A Paris, je ne m’étais jamais trop penché sur mes états intérieurs. Je ne trouvais pas la vie faite pour tenir les relevés sismographiques de l’âme. Ici, dans le silence aveugle, j’ai le temps de percevoir les nuances de ma tectonique propre. Une question se pose à l’ermite : peut-on se supporter soi-même ?

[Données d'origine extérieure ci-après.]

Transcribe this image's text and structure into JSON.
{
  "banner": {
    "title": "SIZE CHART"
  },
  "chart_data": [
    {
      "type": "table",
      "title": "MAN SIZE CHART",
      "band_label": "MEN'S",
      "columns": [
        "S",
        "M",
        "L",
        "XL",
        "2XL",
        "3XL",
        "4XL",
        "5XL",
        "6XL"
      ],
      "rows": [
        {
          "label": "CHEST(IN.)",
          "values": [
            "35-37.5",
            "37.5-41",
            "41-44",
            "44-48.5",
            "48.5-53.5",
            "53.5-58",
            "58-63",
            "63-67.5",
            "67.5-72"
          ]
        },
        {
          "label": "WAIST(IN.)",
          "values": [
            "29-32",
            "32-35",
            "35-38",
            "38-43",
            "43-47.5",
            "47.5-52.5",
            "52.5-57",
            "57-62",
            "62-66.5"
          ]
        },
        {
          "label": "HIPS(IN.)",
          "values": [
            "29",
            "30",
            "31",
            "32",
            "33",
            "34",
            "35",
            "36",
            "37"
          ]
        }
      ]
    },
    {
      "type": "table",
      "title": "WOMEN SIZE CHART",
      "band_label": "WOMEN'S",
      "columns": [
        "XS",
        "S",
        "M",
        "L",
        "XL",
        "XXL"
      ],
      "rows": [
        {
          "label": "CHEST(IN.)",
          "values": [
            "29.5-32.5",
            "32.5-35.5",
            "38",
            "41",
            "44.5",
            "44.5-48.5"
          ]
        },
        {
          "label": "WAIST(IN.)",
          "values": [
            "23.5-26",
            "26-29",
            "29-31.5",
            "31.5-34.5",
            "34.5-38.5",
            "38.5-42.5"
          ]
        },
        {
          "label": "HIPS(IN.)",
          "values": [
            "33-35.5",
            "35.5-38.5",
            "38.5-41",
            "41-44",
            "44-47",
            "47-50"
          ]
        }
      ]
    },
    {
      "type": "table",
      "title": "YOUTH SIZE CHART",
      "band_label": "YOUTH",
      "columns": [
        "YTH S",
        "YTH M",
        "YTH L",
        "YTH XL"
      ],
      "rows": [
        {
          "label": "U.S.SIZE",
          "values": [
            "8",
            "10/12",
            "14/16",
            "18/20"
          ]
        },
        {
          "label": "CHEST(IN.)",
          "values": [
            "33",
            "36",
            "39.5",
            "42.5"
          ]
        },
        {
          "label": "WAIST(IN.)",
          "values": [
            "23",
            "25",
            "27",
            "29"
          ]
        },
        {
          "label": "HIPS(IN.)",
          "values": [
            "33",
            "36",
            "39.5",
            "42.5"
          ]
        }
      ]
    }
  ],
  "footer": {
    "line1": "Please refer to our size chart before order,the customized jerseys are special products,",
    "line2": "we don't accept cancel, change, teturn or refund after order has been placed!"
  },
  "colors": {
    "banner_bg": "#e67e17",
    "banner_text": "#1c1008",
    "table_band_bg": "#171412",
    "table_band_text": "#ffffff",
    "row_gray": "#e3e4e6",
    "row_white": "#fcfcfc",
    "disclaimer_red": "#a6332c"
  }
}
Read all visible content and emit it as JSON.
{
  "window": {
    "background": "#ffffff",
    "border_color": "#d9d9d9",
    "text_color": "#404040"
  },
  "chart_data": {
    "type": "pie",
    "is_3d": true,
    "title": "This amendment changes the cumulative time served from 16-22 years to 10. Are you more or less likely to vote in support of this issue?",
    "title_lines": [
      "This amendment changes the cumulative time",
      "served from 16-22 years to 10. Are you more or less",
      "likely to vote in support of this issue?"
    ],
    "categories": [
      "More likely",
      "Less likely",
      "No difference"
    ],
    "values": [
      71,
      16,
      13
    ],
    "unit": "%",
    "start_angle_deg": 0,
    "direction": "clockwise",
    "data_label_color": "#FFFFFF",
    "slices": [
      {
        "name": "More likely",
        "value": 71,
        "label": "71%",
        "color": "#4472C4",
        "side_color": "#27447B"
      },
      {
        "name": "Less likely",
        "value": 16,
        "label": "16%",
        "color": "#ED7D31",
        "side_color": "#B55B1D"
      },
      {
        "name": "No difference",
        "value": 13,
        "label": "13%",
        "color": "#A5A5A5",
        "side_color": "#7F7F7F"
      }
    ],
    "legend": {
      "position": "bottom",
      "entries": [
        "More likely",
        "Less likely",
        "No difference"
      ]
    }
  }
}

Rouler sur un lac est une transgression. Seuls les dieux et les araignées marchent sur les eaux. J’ai ressenti trois fois l’impression de briser un tabou. La première, en contemplant le fonds de la mer d’Aral, vidée par les hommes. La seconde en lisant le journal intime d’une femme. La troisième, en roulant sur les eaux du lac Baïkal. Chaque fois, l’impression de déchirer un voile. L'œil regarde par le trou de la serrure.
Je suis seul. Les montagnes m'apparaissent plus sévères. Le paysage se révèle, intense. Le pays me saute au visage. C'est fou ce que l'homme accapare l'attention de l'homme. La présence des autres affadit le monde. La solitude est cette conquête qui vous rend jouissance des choses.
La pluie a été inventée pour que l'homme se sente heureux sous un toit.
J'ai atteint le débarcadère de ma vie.
Je vais enfin savoir si j'ai une vie intérieure.
Le brouillard a avalé le monde.
Qu'est ce que la société ? Le nom donné à ce faisceau de courants extérieurs qui pèsent sur le gouvernail de notre barque pour nous empêcher de la mener où bon nous semble.
Comment peut-on préférer mettre les oiseaux dans la mire d'un fusil plutôt que dans le verre d'une jumelle ?
La cabane, royaume de simplifications. Sous le couvert des pins, la vie se réduit à des gestes vitaux. Le temps arraché aux corvées quotidiennes est occupé au repos, à la contemplation et aux menues jouissances . L'éventail des choses à accomplir est réduit. Lire, tirer de l'eau, couper le bois, écrire et verses le thé deviennent des liturgies . En ville, chaque acte se déroule au détriment de milles autres. La forêt resserre ce que la ville disperse.
C'est décidé , on se décide à vivre en cabane, on s'imagine fumant le cigare devant le ciel, perdu dans ses méditations et l'on se retrouve à cocher des listes de vivres dans un cahier d'intendance. La vie, cette affaire d'épicerie.